The new solid-state device—dubbed infrared rectenna—contains no moving parts that can jam, bend or break and does not have to directly touch the heat source and cause thermal stress.
“We have developed a new method for essentially recovering energy from waste heat,” Paul Davids, a physicist and the principal investigator for the study, said in a statement. “Car engines produce a lot of heat and that heat is just waste, right? So imagine if you could convert that engine heat into electrical power for a hybrid car. This is the first step in that direction, but much more work needs to be done.
“In the short term we’re looking to make a compact infrared power supply, perhaps to replace radioisotope thermoelectric generators [RTG].”
The new device—which is one-eighth of an inch by one-eighth of an inch—is comprised of common and abundant materials, including aluminum, silicon and silicon dioxide that are combined in unconventional ways. The top of the device is aluminum etched with stripes about 20 times smaller than the width of a human hair, which serves as an antenna to catch the infrared radiation.
Between the aluminum top and the silicon bottom is a layer of silicon dioxide that is about 20 silicon atoms thick. The patterned and etched aluminum antenna channels the infrared radiation into the silicon layer.
The infrared radiation trapped in the silicon dioxide creates very fast electrical oscillations, about 50 trillion times a second, which pushes electrons back and forth between the aluminum and silicon layers in an asymmetric manner, a process called rectification that generates net DC electrical current.
The device can currently produce eight nanowatts of power per square centimeter from a specialized heat lamp at 840 degrees.
The researchers believe that the device is easily scalable because it is developed using the same processes used by the integrated circuit industry.
“We’ve deliberately focused on common materials and processes that are scalable,” Joshua Shank, an electrical engineer and the paper’s first author, said in a statement. “In theory, any commercial integrated circuit fabrication facility could make these rectennas.”
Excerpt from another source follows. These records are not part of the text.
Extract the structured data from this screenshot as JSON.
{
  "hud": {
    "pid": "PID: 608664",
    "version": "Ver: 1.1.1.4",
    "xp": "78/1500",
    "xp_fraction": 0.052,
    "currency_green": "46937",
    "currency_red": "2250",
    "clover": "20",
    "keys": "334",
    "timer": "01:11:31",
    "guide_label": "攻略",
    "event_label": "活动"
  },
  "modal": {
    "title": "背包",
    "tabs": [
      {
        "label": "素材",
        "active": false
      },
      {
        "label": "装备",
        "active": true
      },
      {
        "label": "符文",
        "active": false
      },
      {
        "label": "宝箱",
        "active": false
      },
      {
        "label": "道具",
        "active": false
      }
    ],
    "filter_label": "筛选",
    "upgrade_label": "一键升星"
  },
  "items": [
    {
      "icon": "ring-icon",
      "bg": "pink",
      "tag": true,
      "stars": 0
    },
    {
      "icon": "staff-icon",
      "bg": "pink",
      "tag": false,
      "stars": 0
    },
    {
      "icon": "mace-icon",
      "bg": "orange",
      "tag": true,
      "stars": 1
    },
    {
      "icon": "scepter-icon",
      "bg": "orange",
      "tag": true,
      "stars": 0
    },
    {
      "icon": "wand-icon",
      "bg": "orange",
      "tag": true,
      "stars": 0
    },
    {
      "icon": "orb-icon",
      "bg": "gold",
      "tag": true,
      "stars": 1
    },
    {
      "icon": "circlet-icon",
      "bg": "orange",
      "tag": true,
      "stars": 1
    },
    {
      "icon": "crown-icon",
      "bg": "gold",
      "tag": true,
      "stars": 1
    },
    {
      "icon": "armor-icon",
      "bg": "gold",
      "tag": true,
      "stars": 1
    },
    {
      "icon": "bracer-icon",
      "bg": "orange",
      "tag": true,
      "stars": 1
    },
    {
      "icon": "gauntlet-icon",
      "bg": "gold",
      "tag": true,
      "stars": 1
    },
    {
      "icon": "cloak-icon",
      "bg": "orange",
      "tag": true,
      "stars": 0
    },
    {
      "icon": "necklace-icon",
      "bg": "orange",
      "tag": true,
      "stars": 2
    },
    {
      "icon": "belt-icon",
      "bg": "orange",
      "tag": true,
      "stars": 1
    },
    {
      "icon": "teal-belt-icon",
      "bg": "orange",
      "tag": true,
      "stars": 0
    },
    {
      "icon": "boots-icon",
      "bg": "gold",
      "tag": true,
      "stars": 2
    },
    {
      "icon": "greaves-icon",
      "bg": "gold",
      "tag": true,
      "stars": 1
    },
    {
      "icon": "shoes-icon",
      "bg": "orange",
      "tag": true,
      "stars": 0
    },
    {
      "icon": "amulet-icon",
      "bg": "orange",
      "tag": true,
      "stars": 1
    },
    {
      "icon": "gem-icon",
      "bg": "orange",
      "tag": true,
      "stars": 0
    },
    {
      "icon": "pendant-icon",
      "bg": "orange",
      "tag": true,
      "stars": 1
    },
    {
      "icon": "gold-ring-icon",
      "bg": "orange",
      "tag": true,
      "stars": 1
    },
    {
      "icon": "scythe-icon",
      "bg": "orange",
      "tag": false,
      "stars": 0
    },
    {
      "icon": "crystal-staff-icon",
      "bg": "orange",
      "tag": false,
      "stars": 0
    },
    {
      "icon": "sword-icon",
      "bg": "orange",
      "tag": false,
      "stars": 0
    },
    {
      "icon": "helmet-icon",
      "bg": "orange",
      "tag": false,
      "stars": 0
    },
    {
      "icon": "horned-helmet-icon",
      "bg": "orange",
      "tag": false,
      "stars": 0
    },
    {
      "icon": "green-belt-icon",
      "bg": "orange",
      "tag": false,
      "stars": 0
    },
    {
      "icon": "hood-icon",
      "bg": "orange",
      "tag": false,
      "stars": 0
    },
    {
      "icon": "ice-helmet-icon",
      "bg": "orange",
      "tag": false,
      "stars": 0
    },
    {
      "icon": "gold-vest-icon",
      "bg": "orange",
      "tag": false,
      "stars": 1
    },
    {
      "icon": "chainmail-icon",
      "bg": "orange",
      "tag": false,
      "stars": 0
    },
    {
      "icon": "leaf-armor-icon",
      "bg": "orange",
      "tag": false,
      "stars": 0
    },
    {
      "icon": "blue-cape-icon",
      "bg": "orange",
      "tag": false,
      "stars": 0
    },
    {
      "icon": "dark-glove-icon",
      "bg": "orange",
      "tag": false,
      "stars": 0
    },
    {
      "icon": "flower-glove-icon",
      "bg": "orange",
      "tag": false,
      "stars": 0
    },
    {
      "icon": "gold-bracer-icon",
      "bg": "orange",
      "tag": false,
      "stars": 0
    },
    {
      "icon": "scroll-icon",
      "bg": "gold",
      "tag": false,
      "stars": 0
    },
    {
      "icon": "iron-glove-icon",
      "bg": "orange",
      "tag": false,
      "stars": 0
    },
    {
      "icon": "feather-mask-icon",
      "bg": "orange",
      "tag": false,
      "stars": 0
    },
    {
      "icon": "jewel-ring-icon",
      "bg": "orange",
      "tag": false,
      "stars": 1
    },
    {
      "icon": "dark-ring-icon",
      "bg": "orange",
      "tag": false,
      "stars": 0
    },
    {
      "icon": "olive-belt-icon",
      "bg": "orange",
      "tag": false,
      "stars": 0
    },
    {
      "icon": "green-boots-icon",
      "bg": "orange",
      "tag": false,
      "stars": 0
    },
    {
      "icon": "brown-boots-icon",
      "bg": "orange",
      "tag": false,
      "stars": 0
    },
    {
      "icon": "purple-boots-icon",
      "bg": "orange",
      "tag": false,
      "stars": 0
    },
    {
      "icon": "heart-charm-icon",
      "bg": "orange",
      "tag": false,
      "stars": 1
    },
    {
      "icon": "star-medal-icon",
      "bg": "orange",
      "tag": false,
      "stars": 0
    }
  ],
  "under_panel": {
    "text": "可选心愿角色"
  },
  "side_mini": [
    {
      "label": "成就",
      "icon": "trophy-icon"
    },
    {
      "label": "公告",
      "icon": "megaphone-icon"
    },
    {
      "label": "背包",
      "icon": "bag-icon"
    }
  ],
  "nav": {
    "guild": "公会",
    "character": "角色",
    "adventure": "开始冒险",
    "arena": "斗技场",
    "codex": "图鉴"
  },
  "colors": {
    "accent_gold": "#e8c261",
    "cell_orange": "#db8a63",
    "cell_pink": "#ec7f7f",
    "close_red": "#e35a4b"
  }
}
The researchers did have difficulties doping other elements into the silicon so that it would reflect infrared light like a metal.
“There’s immense complexity under the hood and the devices require all kinds of processing tricks to build them,” Rob Jarecki, the fabrication engineer who led process development, said in a statement. “Typically you don’t dope silicon to death, you don’t try to turn it into a metal, because you have metals for that. In this case we needed it doped as much as possible without wrecking the material.”
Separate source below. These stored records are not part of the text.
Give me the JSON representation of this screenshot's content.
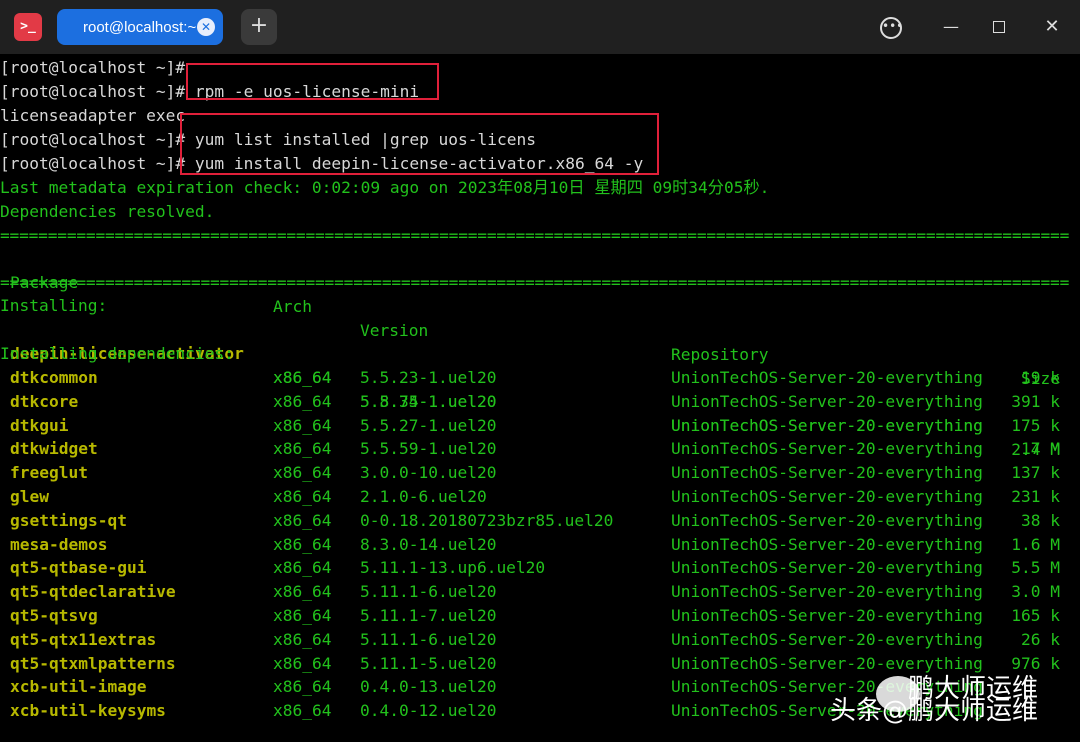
{
  "titlebar": {
    "app_icon": ">_",
    "tab_label": "root@localhost:~",
    "new_tab_symbol": "+",
    "menu_symbol": "•••",
    "close_symbol": "✕"
  },
  "terminal": {
    "prompt": "[root@localhost ~]#",
    "lines": {
      "l1": "",
      "l2_cmd": " rpm -e uos-license-mini",
      "l3": "licenseadapter exec",
      "l4_cmd": " yum list installed |grep uos-licens",
      "l5_cmd": " yum install deepin-license-activator.x86_64 -y",
      "l6": "Last metadata expiration check: 0:02:09 ago on 2023年08月10日 星期四 09时34分05秒.",
      "l7": "Dependencies resolved."
    },
    "separator": "================================================================================================================",
    "headers": {
      "package": "Package",
      "arch": "Arch",
      "version": "Version",
      "repository": "Repository",
      "size": "Size"
    },
    "installing_label": "Installing:",
    "deps_label": "Installing dependencies:",
    "main_package": {
      "name": "deepin-license-activator",
      "arch": "x86_64",
      "version": "5.8.74-1.uel20",
      "repo": "UnionTechOS-Server-20-everything",
      "size": "2.4 M"
    },
    "deps": [
      {
        "name": "dtkcommon",
        "arch": "x86_64",
        "version": "5.5.23-1.uel20",
        "repo": "UnionTechOS-Server-20-everything",
        "size": "19 k"
      },
      {
        "name": "dtkcore",
        "arch": "x86_64",
        "version": "5.5.35-1.uel20",
        "repo": "UnionTechOS-Server-20-everything",
        "size": "391 k"
      },
      {
        "name": "dtkgui",
        "arch": "x86_64",
        "version": "5.5.27-1.uel20",
        "repo": "UnionTechOS-Server-20-everything",
        "size": "175 k"
      },
      {
        "name": "dtkwidget",
        "arch": "x86_64",
        "version": "5.5.59-1.uel20",
        "repo": "UnionTechOS-Server-20-everything",
        "size": "17 M"
      },
      {
        "name": "freeglut",
        "arch": "x86_64",
        "version": "3.0.0-10.uel20",
        "repo": "UnionTechOS-Server-20-everything",
        "size": "137 k"
      },
      {
        "name": "glew",
        "arch": "x86_64",
        "version": "2.1.0-6.uel20",
        "repo": "UnionTechOS-Server-20-everything",
        "size": "231 k"
      },
      {
        "name": "gsettings-qt",
        "arch": "x86_64",
        "version": "0-0.18.20180723bzr85.uel20",
        "repo": "UnionTechOS-Server-20-everything",
        "size": "38 k"
      },
      {
        "name": "mesa-demos",
        "arch": "x86_64",
        "version": "8.3.0-14.uel20",
        "repo": "UnionTechOS-Server-20-everything",
        "size": "1.6 M"
      },
      {
        "name": "qt5-qtbase-gui",
        "arch": "x86_64",
        "version": "5.11.1-13.up6.uel20",
        "repo": "UnionTechOS-Server-20-everything",
        "size": "5.5 M"
      },
      {
        "name": "qt5-qtdeclarative",
        "arch": "x86_64",
        "version": "5.11.1-6.uel20",
        "repo": "UnionTechOS-Server-20-everything",
        "size": "3.0 M"
      },
      {
        "name": "qt5-qtsvg",
        "arch": "x86_64",
        "version": "5.11.1-7.uel20",
        "repo": "UnionTechOS-Server-20-everything",
        "size": "165 k"
      },
      {
        "name": "qt5-qtx11extras",
        "arch": "x86_64",
        "version": "5.11.1-6.uel20",
        "repo": "UnionTechOS-Server-20-everything",
        "size": "26 k"
      },
      {
        "name": "qt5-qtxmlpatterns",
        "arch": "x86_64",
        "version": "5.11.1-5.uel20",
        "repo": "UnionTechOS-Server-20-everything",
        "size": "976 k"
      },
      {
        "name": "xcb-util-image",
        "arch": "x86_64",
        "version": "0.4.0-13.uel20",
        "repo": "UnionTechOS-Server-20-everything",
        "size": ""
      },
      {
        "name": "xcb-util-keysyms",
        "arch": "x86_64",
        "version": "0.4.0-12.uel20",
        "repo": "UnionTechOS-Server-20-everything",
        "size": ""
      }
    ]
  },
  "watermark": {
    "source": "头条",
    "account": "@鹏大师运维",
    "wechat": "鹏大师运维"
  },
  "colors": {
    "highlight_box": "#e0203a",
    "tab_active": "#1c6fe0",
    "terminal_green": "#22c11c",
    "package_yellow": "#b7b800"
  }
}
Next, the researchers plan to make the device’s top pattern 2D x’s rather than 1D stripes, which would absorb infrared light over all polarizations.
They also want to redesign the rectifying later to be a full-wave rectifier rather than the current half-wave rectifier. The final plan to improve the device involves making the infrared rectenna on a thinner silicon wafer to minimize power loss due to resistance.
Through improved design and greater conversion efficiency, the power output per unit area will increase and could lead to an infrared camera that is a good alternative to RTGs for compact power supplies.
“We need to continue to improve in order to be comparable to RTGs, but the rectennas will be useful for any application where you need something to work reliably for a long time and where you can’t go in and just change the battery,” Shank said. However, we’re not going to be an alternative for solar panels as a source of grid-scale power, at least not in the near term.”